9.2.4.1 Find interesting BGCs using Secondary Metabolite (SM) clusters page

Penicillin is a famous example of a fungal natural product. However, fungi are some of the most prolific producers of secondary metabolites worldwide, and there is a lot to discover here! Let’s do some exploratory work and characterize secondary metabolites produced by MycoEd fungi.

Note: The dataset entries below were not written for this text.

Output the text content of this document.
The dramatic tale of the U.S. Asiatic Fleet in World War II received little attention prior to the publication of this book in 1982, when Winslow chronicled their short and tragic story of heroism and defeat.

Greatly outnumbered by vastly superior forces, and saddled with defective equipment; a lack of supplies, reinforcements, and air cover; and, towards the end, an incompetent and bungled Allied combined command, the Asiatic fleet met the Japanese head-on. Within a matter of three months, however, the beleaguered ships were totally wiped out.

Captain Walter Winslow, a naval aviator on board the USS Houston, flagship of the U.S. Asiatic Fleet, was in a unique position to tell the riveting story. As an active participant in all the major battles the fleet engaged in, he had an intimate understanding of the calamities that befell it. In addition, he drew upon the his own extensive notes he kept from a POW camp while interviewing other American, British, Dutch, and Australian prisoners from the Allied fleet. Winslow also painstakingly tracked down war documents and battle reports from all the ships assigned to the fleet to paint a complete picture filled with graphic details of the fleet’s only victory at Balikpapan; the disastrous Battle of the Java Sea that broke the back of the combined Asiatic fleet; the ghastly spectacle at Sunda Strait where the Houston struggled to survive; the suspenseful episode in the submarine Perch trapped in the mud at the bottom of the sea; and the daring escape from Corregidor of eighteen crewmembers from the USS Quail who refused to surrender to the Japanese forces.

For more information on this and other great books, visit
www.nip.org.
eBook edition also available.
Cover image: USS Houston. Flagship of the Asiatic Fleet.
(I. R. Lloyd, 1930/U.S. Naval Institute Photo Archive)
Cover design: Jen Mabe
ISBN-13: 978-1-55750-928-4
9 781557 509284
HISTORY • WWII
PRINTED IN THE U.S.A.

  1. Pick a genome from our MycoEd group portal. For these MycoEd genomes, you can add your own text to describe what you discover about any particular gene. This will be of great value to the scientific community, especially those studying fungal natural product diversity!
  2. Keep in mind, what you are doing here is completely new - you might be the first person ever to look at these fungal natural product genes! If you observe something unexpected or cannot find similar genes in related genomes that is OK, and could reveal something very exciting! Documenting your work, manually curating genes (see ‘Annotate them!’ section, below), and sharing it with your instructor will be a big help to future investigators.
  3. Let’s set a goal to describe the distribution of fungal BGC backbone genes, following the same workflow you just did for penicillin.
  4. Each MycoCosm portal has a secondary metabolite clusters page, which can be used to study these BGCs in greater detail. On the menu bar for any portal, you will see an ‘Annotations’ pulldown. Click it, then select ‘Secondary Metabolism Clusters’
  5. The secondary metabolism clusters page shows a table of BGC counts across a set of closely related genomes. The columns separate different types of backbone genes and the rows are individual genomes. For your MycoEd genome, click on the number in the ‘Total’ column to see the BGCs found only in this genome, or click on the number within the backbone gene column you are interested in (e.g. NRPS).
  6. The following page will show details on all BGCs found. This includes the type of cluster, the location on the genome and its architecture, including the backbone gene (in color) and nearby predicted decorating enzymes (gray). Note that some clusters might be missing decorating enzymes - this could be real, or we failed to predict them.
  7. Hovering your mouse over the genes in the cartoon will provide information on those proteins. Pick a cluster and repeat our previous exercise to characterize its distribution. You can start by clicking on the backbone gene in the cartoon, which will bring you to the corresponding protein page. Keep this page open in a separate tab for the rest of the exercise, we will revisit it later.
  8. Collect the protein sequence, then search a related MycoCosm Phylogroup. You can find a related group by going to the portal Info page. At the bottom of this screen is a ‘Links’ section. Select the PhyloGroup containing this organism’s closest relatives, which is at the end of the list. If there are only a few genomes (less than 5), try going one taxonomic level up by returning to the info page and selecting the second to last link.
  9. Start exploring by conducting a BLAST search! If you have a lot of good hits, make sure to increase the number of alignments shown until you see low-quality hits. Click ‘Configure this screen’ and increase the number of hits shown to a larger number (e.g. 100); see below.
  10. Select any hit that passes the BSR threshold of 0.9 we defined earlier (see Step 9 in the ‘Find candidate Penicillin BGCs’ section)’ and let’s see where those fungi are on the interactive tree. The interactive tree is produced only once or twice a year, so your chosen MycoEd genome might not be there depending on when you conduct this analysis. That is OK since we are mostly interested in where these other fungi are found.

9.2.4.2 Annotate them!

  1. Once you have completed your analysis, return to the protein page for your backbone gene and click ‘view/modify manual annotation’.
  2. Next, add your description. You should see ‘add/edit’ buttons on the next page. For the ‘Description’ attribute, select ‘add’ then enter details on what you discovered about that gene and click ‘save item’.
  3. Your name will be associated with your entry and eventually, it will become searchable across the portal! This means anyone who visits this genome can easily retrieve these details (via the search page), and know who to thank (you!) for this work.